Jay Leno is probably one of the most famous car collectors in the world. Anyone who knows anything about old cars knows about Leno’s insane car collection, which totals 286 vehicles and includes 169 cars and 117 motorcycles.
His collection is so big that he has to house them all in a warehouse-sized custom garage made explicitly for his collection. Altogether, Leno’s car collection is worth an unbelievable $50 million dollars, including a 1994 McLaren F1 that is worth a mind-boggling $12 million.
So it’s no surprise that Leno knows a thing or two about buying used cars, especially if you’re trying to find something nice or rare. That’s why he recently sat down with CNBC’s “Make It” series to share some of his best buying tips for when you’re hunting for a used car. Here are a few of the things he mentioned:
Look for something well-maintained
Leno explained that if you arrive to meet the seller and the car looks like it has been really well taken care of, that means that the owner loved it and made sure it was kept in working order.
Leno said, “You want to buy a car from somebody who has maintained it, obviously, someone who has kept service records,” adding that anything that looks like it has been taken care of is probably going to be of a good value to a purchaser.
On the other hand, Leno clarified, “A car that’s had a dozen owners in ten years? That’s probably something you don’t want.”
Making sure the oil has been regularly changed is something he mentions as being especially important.
Don’t just accept the price — negotiate
Leno said almost any used car you’re going to buy is going to have a number of faults, and it is up to you to find out as much as possible about those faults.
Not only does this help you determine if the car is really worth buying or if it will be too much of a headache, but it will also help give you leverage when you go to negotiate a final price.
For instance, potentially costly repairs should be factored into the total cost of a used vehicle, but something small like minor body damage probably isn’t a huge deal.
Part of finding these faults is always making sure you get some kind of vehicle history report, such as CarFax or another service.
Leno explained: “These are people who know these cars, who check serial numbers, and can tell you what you’ve bought.”
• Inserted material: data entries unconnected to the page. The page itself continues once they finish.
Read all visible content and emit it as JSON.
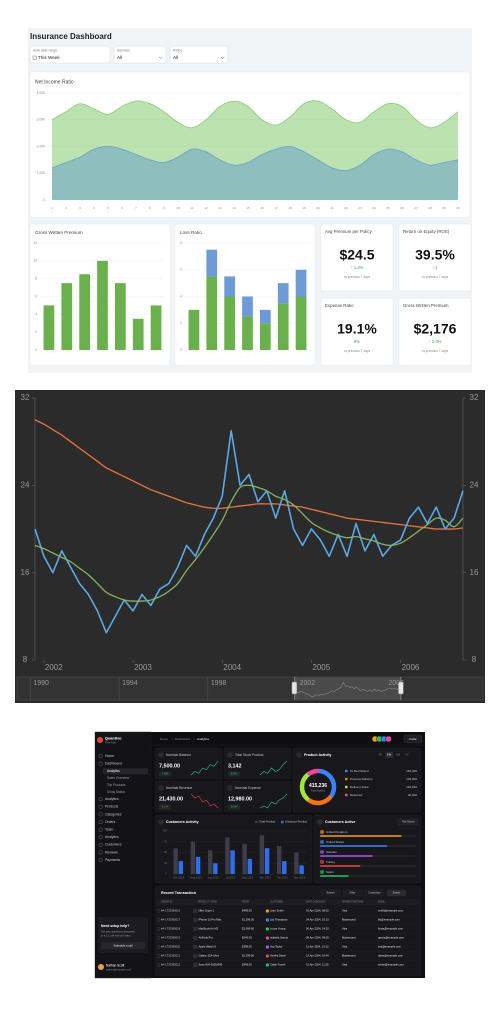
{
  "insurance": {
    "title": "Insurance Dashboard",
    "filters": [
      {
        "label": "Auto date range",
        "value": "This Week"
      },
      {
        "label": "Services",
        "value": "All"
      },
      {
        "label": "Policy",
        "value": "All"
      }
    ],
    "net_income": {
      "type": "area",
      "title": "Net Income Ratio",
      "x": [
        1,
        2,
        3,
        4,
        5,
        6,
        7,
        8,
        9,
        10,
        11,
        12,
        13,
        14,
        15,
        16,
        17,
        18,
        19,
        20,
        21,
        22,
        23,
        24,
        25,
        26,
        27,
        28,
        29,
        30
      ],
      "xlim": [
        1,
        30
      ],
      "ylim": [
        0,
        4000
      ],
      "yticks": [
        0,
        {
          "value": 1000,
          "label": "1,000"
        },
        {
          "value": 2000,
          "label": "2,000"
        },
        {
          "value": 3000,
          "label": "3,000"
        },
        {
          "value": 4000,
          "label": "4,000"
        }
      ],
      "grid": true,
      "series": [
        {
          "color": "#8fcf7c",
          "values": [
            3000,
            3300,
            3600,
            3400,
            3200,
            3500,
            3700,
            3600,
            3300,
            2900,
            2700,
            3000,
            3500,
            3700,
            3500,
            3000,
            2800,
            3100,
            3600,
            3700,
            3400,
            3000,
            2900,
            3300,
            3600,
            3500,
            3000,
            2700,
            2900,
            3300
          ]
        },
        {
          "color": "#6fa6c8",
          "values": [
            1200,
            1400,
            1600,
            1900,
            2000,
            1900,
            1700,
            1500,
            1400,
            1600,
            1900,
            1800,
            1500,
            1300,
            1400,
            1700,
            1900,
            2000,
            1800,
            1500,
            1200,
            1100,
            1300,
            1700,
            1900,
            1800,
            1500,
            1300,
            1400,
            1500
          ]
        }
      ]
    },
    "gross_written_premium": {
      "type": "bar",
      "title": "Gross Written Premium",
      "values": [
        5,
        7.5,
        8.5,
        10,
        7.5,
        3.5,
        5
      ],
      "color": "#6ab04c",
      "ylim": [
        0,
        12
      ],
      "yticks": [
        0,
        2,
        4,
        6,
        8,
        10,
        12
      ],
      "grid": true
    },
    "loss_ratio": {
      "type": "stacked_bar",
      "title": "Loss Ratio",
      "series": [
        {
          "color": "#6ab04c",
          "values": [
            3,
            5.5,
            4,
            2.5,
            2,
            3.5,
            4
          ]
        },
        {
          "color": "#6e9bd8",
          "values": [
            0,
            2,
            1.5,
            1.5,
            1,
            1.5,
            2
          ]
        }
      ],
      "ylim": [
        0,
        8
      ],
      "yticks": [
        0,
        2,
        4,
        6,
        8
      ],
      "grid": true
    },
    "kpis": [
      {
        "title": "Avg Premium per Policy",
        "value": "$24.5",
        "change": "↑ 1.2%",
        "note": "vs previous 7 days"
      },
      {
        "title": "Return on Equity (ROE)",
        "value": "39.5%",
        "change": "↑ 1",
        "note": "vs previous 7 days"
      },
      {
        "title": "Expense Ratio",
        "value": "19.1%",
        "change": "8%",
        "note": "vs previous 7 days"
      },
      {
        "title": "Gross Written Premium",
        "value": "$2,176",
        "change": "↑ 2.3%",
        "note": "vs previous 7 days"
      }
    ]
  },
  "price_chart": {
    "type": "line",
    "x": [
      2001.9,
      2002.0,
      2002.1,
      2002.2,
      2002.3,
      2002.4,
      2002.5,
      2002.6,
      2002.7,
      2002.8,
      2002.9,
      2003.0,
      2003.1,
      2003.2,
      2003.3,
      2003.4,
      2003.5,
      2003.6,
      2003.7,
      2003.8,
      2003.9,
      2004.0,
      2004.1,
      2004.2,
      2004.3,
      2004.4,
      2004.5,
      2004.6,
      2004.7,
      2004.8,
      2004.9,
      2005.0,
      2005.1,
      2005.2,
      2005.3,
      2005.4,
      2005.5,
      2005.6,
      2005.7,
      2005.8,
      2005.9,
      2006.0,
      2006.1,
      2006.2,
      2006.3,
      2006.4,
      2006.5,
      2006.6,
      2006.7
    ],
    "xlim": [
      2001.9,
      2006.7
    ],
    "xticks": [
      2002,
      2003,
      2004,
      2005,
      2006
    ],
    "ylim": [
      8,
      32
    ],
    "yticks": [
      8,
      16,
      24,
      32
    ],
    "grid": false,
    "series": [
      {
        "color": "#e8743b",
        "values": [
          30,
          29.6,
          29.1,
          28.6,
          28.0,
          27.4,
          26.8,
          26.2,
          25.6,
          25.2,
          24.8,
          24.4,
          24.0,
          23.6,
          23.3,
          23.0,
          22.7,
          22.4,
          22.2,
          22.0,
          21.9,
          21.9,
          22.0,
          22.1,
          22.2,
          22.3,
          22.3,
          22.3,
          22.2,
          22.1,
          22.0,
          21.8,
          21.6,
          21.4,
          21.2,
          21.0,
          20.9,
          20.8,
          20.7,
          20.6,
          20.5,
          20.4,
          20.3,
          20.2,
          20.1,
          20.0,
          20.0,
          20.0,
          20.1
        ]
      },
      {
        "color": "#5aa9e6",
        "values": [
          20,
          17.5,
          16,
          18,
          16.5,
          15,
          14,
          12.5,
          10.5,
          12,
          13.5,
          12.5,
          14,
          13,
          14.5,
          15,
          16.5,
          18.5,
          17.5,
          19.5,
          21,
          23,
          29,
          24,
          25,
          22.5,
          23.5,
          21,
          23.5,
          20,
          18.5,
          20,
          19,
          17.5,
          19.5,
          17.5,
          20.5,
          18,
          19.5,
          17.5,
          18.5,
          19,
          21,
          22,
          20.5,
          22,
          20,
          21,
          23.5
        ]
      },
      {
        "color": "#86b25f",
        "values": [
          18.5,
          18.2,
          17.8,
          17.4,
          17.0,
          16.4,
          15.8,
          15.0,
          14.2,
          13.8,
          13.5,
          13.4,
          13.4,
          13.5,
          13.8,
          14.3,
          15.0,
          16.2,
          17.2,
          18.3,
          19.5,
          20.8,
          22.5,
          23.8,
          24,
          23.8,
          23.5,
          23,
          22.7,
          22.2,
          21.4,
          20.6,
          20.1,
          19.7,
          19.4,
          19.2,
          19.3,
          19.1,
          18.9,
          18.6,
          18.5,
          18.7,
          19.2,
          19.8,
          20.4,
          21,
          20.8,
          20.2,
          21
        ]
      }
    ],
    "navigator": {
      "xlim": [
        1989.4,
        2010.4
      ],
      "xticks": [
        1990,
        1994,
        1998,
        2002,
        2006
      ]
    }
  },
  "analytics": {
    "brand": "Quantivo",
    "team": "Free Plan",
    "sidebar": [
      {
        "label": "Home"
      },
      {
        "label": "Dashboard",
        "children": [
          "Analytics",
          "Sales Overview",
          "Top Products",
          "Stock Status"
        ]
      },
      {
        "label": "Analytics"
      },
      {
        "label": "Products"
      },
      {
        "label": "Categories"
      },
      {
        "label": "Orders"
      },
      {
        "label": "Team"
      },
      {
        "label": "Analytics"
      },
      {
        "label": "Customers"
      },
      {
        "label": "Reviews"
      },
      {
        "label": "Payments"
      }
    ],
    "promo": {
      "title": "Need setup help?",
      "lines": [
        "Get your questions answered",
        "in a 1:1 call with our team."
      ],
      "button": "Schedule a call"
    },
    "user": {
      "name": "Nathan Scott",
      "email": "nathan@example.com"
    },
    "breadcrumb": [
      "Home",
      "Dashboard",
      "Analytics"
    ],
    "invite": "Invite",
    "cards": [
      {
        "title": "Nominal Balance",
        "value": "7,500.00",
        "change": "7.8%",
        "color": "#34c77b",
        "spark": [
          3,
          4,
          3.5,
          5,
          4.5,
          6,
          5.5,
          7
        ]
      },
      {
        "title": "Total Stock Product",
        "value": "3,142",
        "change": "6.3%",
        "color": "#34c77b",
        "spark": [
          2,
          3,
          2.5,
          4,
          3,
          3.5,
          5,
          6
        ]
      },
      {
        "title": "Nominal Revenue",
        "value": "21,430.00",
        "change": "4.2%",
        "color": "#ef4444",
        "spark": [
          6,
          5,
          5.5,
          4,
          4.5,
          3,
          3.5,
          2.5
        ]
      },
      {
        "title": "Nominal Expense",
        "value": "12,980.00",
        "change": "5.1%",
        "color": "#34c77b",
        "spark": [
          3,
          3.5,
          3,
          4.5,
          4,
          5,
          5.5,
          6.5
        ]
      }
    ],
    "product_activity": {
      "type": "donut",
      "title": "Product Activity",
      "tabs": [
        "1D",
        "1W",
        "1M",
        "1Y"
      ],
      "total": "415,236",
      "total_label": "Total Activity",
      "segments": [
        {
          "name": "To Be Packed",
          "value": 150000,
          "label": "150,000",
          "color": "#3b82f6"
        },
        {
          "name": "Process Delivery",
          "value": 105000,
          "label": "105,000",
          "color": "#f97316"
        },
        {
          "name": "Delivery Done",
          "value": 120236,
          "label": "120,236",
          "color": "#a3e635"
        },
        {
          "name": "Returned",
          "value": 40000,
          "label": "40,000",
          "color": "#ec4899"
        }
      ]
    },
    "customers_activity": {
      "type": "bar",
      "title": "Customers Activity",
      "categories": [
        "Apr 2023",
        "May 2023",
        "Jun 2023",
        "Jul 2023",
        "Aug 2023",
        "Sep 2023",
        "Oct 2023",
        "Nov 2023"
      ],
      "series": [
        {
          "name": "Total Product",
          "color": "#3d3d4c",
          "values": [
            60,
            75,
            55,
            85,
            70,
            90,
            65,
            50
          ]
        },
        {
          "name": "Checkout Product",
          "color": "#2f6fed",
          "values": [
            30,
            40,
            25,
            55,
            35,
            60,
            30,
            20
          ]
        }
      ],
      "ylim": [
        0,
        100
      ],
      "yticks": [
        0,
        25,
        50,
        75,
        100
      ],
      "grid": true
    },
    "customers_active": {
      "title": "Customers Active",
      "filter": "This Month",
      "xlim": [
        0,
        100
      ],
      "countries": [
        {
          "name": "United Kingdom",
          "value": 85,
          "color": "#f59e0b"
        },
        {
          "name": "United States",
          "value": 70,
          "color": "#3b82f6"
        },
        {
          "name": "Sweden",
          "value": 55,
          "color": "#a855f7"
        },
        {
          "name": "Turkey",
          "value": 42,
          "color": "#ef4444"
        },
        {
          "name": "Spain",
          "value": 30,
          "color": "#22c55e"
        }
      ]
    },
    "transactions": {
      "title": "Recent Transaction",
      "controls": [
        "Search",
        "Filter",
        "Customize",
        "Export"
      ],
      "columns": [
        "ORDER ID",
        "PRODUCT / ITEM",
        "PRICE",
        "CUSTOMER",
        "DATE CHECKOUT",
        "PAYMENT METHOD",
        "EMAIL"
      ],
      "rows": [
        [
          "#A-1733365016",
          "Nike Super 1",
          "$499.00",
          "Liam Smith",
          "01 Apr 2024, 08:32",
          "Visa",
          "smith@example.com"
        ],
        [
          "#A-1733365017",
          "iPhone 15 Pro Max",
          "$1,299.00",
          "Lily Thompson",
          "04 Apr 2024, 10:15",
          "Mastercard",
          "lily@example.com"
        ],
        [
          "#A-1733365018",
          "MacBook Air M2",
          "$1,099.00",
          "Lucas Young",
          "06 Apr 2024, 14:20",
          "Visa",
          "lucas@example.com"
        ],
        [
          "#A-1733365019",
          "AirPods Pro",
          "$249.00",
          "Isabella Garcia",
          "09 Apr 2024, 09:05",
          "Mastercard",
          "garcia@example.com"
        ],
        [
          "#A-1733365020",
          "Apple Watch 9",
          "$399.00",
          "Ava Taylor",
          "11 Apr 2024, 13:10",
          "Visa",
          "ava@example.com"
        ],
        [
          "#A-1733365021",
          "Galaxy S24 Ultra",
          "$1,199.00",
          "Amelia Davis",
          "13 Apr 2024, 16:40",
          "Mastercard",
          "davis@example.com"
        ],
        [
          "#A-1733365022",
          "Sony WH-1000XM5",
          "$349.00",
          "Caleb Turner",
          "15 Apr 2024, 11:25",
          "Visa",
          "turner@example.com"
        ]
      ]
    }
  }
}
Knowing as much as you can going into the purchase can help you get a genuinely fair price in the end.
Stop believing this used car myth
One thing that Leno mentioned is that people need to stop believing the myth that a car is somehow worn out or used up once it hits 70,000 or 80,000 miles.
According to Leno: “I’ve got a ’68 Mercedes with 327,000 miles on it…If you just change the oil and maintain it properly, it will last you conceivably your whole life. Rarely is the car worn-out or completely broken down [at 70K].”
He said he main reason people get rid of cars isn’t as often mechanical so much as that they’re just tired of the car and want something new.
People “want the newest fad” but, as Leno said, “modern cars can go easily two hundred, three hundred thousand miles no problem at all, the idea that you have to get rid of something because it’s worthless at 70,000 miles is actually pretty ridiculous.”
So you heard it directly from the car guy himself. There’s no need to get rid of your car if it still drives well and is in good repair — unless, of course, you have Leno’s money and are looking to upgrade to some kind of seven-figure supercar.